Besides respiratory chain defects, there are many differential diagnoses for lactate elevation/lactic acidosis including non-metabolic inherited and acquired disorders. The most common situation in which the concentration of lactic acid in blood is elevated is factitious, the result of improper technique, the use of a tourniquet or difficulty in drawing the blood. Depending on the clinical setting, treatable disorders such as biotinidase, PNPO and thiamine deficiency must be considered first.

11 Treatment

The vast majority of mitochondrial disorders lack curative therapies. The exceptions are disorders of CoQ10 biosynthesis (most cases respond to pharmacological doses of CoQ10), complex I assembly defect caused by ACAD9 mutations (respond to riboflavin) and reversible infantile respiratory chain disorders caused by MTTE or TRMU mutations (recover spontaneously with supportive therapy which may include the need for artificial ventilation for several months).
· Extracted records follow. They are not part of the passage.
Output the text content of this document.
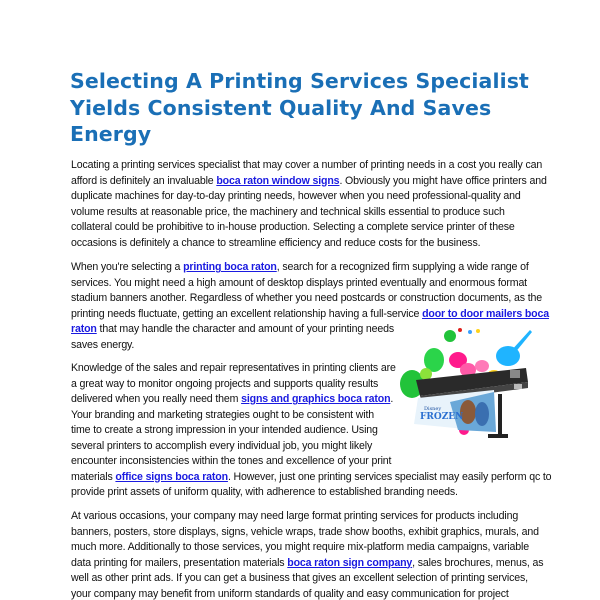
Selecting A Printing Services Specialist
Yields Consistent Quality And Saves
Energy
Locating a printing services specialist that may cover a number of printing needs in a cost you really can
afford is definitely an invaluable boca raton window signs. Obviously you might have office printers and
duplicate machines for day-to-day printing needs, however when you need professional-quality and
volume results at reasonable price, the machinery and technical skills essential to produce such
collateral could be prohibitive to in-house production. Selecting a complete service printer of these
occasions is definitely a chance to streamline efficiency and reduce costs for the business.
When you're selecting a printing boca raton, search for a recognized firm supplying a wide range of
services. You might need a high amount of desktop displays printed eventually and enormous format
stadium banners another. Regardless of whether you need postcards or construction documents, as the
printing needs fluctuate, getting an excellent relationship having a full-service door to door mailers boca
raton that may handle the character and amount of your printing needs
saves energy.
Knowledge of the sales and repair representatives in printing clients are
a great way to monitor ongoing projects and supports quality results
delivered when you really need them signs and graphics boca raton.
Your branding and marketing strategies ought to be consistent with
time to create a strong impression in your intended audience. Using
several printers to accomplish every individual job, you might likely
encounter inconsistencies within the tones and excellence of your print
materials office signs boca raton. However, just one printing services specialist may easily perform qc to
provide print assets of uniform quality, with adherence to established branding needs.
At various occasions, your company may need large format printing services for products including
banners, posters, store displays, signs, vehicle wraps, trade show booths, exhibit graphics, murals, and
much more. Additionally to those services, you might require mix-platform media campaigns, variable
data printing for mailers, presentation materials boca raton sign company, sales brochures, menus, as
well as other print ads. If you can get a business that gives an excellent selection of printing services,
your company may benefit from uniform standards of quality and easy communication for project
Disney
FROZEN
Some patients (particularly those with Kearns-Sayre syndrome) have cerebral folate deficiency and clinical benefit from folinic acid supplementation has been documented in some cases. There is some evidence for efficacy of L-arginine or L-citrulline in prevention and amelioration of stroke-like episodes in MELAS syndrome. The mainstay of treatment for most patients with mitochondrial disorders, however, is symptom management, for example, with gastrostomy feeding, antiepileptic drugs, hormone replacement (insulin, growth hormone, cortisol, thyroxine), surgery for ptosis, hearing aids or cochlear implantation for SNHL, pacemakers for heart block, medical management of cardiomyopathy, blood transfusions for sideroblastic anaemia in Pearson syndrome and fluid and electrolyte replacement for renal tubulopathy. Experimental therapies currently at a preclinical stage include various antioxidants aimed to counteract the effects of reactive oxidative species accumulation (some are currently being evaluated in clinical trials), methods to stimulate mitochondrial biogenesis and innovative gene therapy strategies to tackle defects of the mitochondrial genome.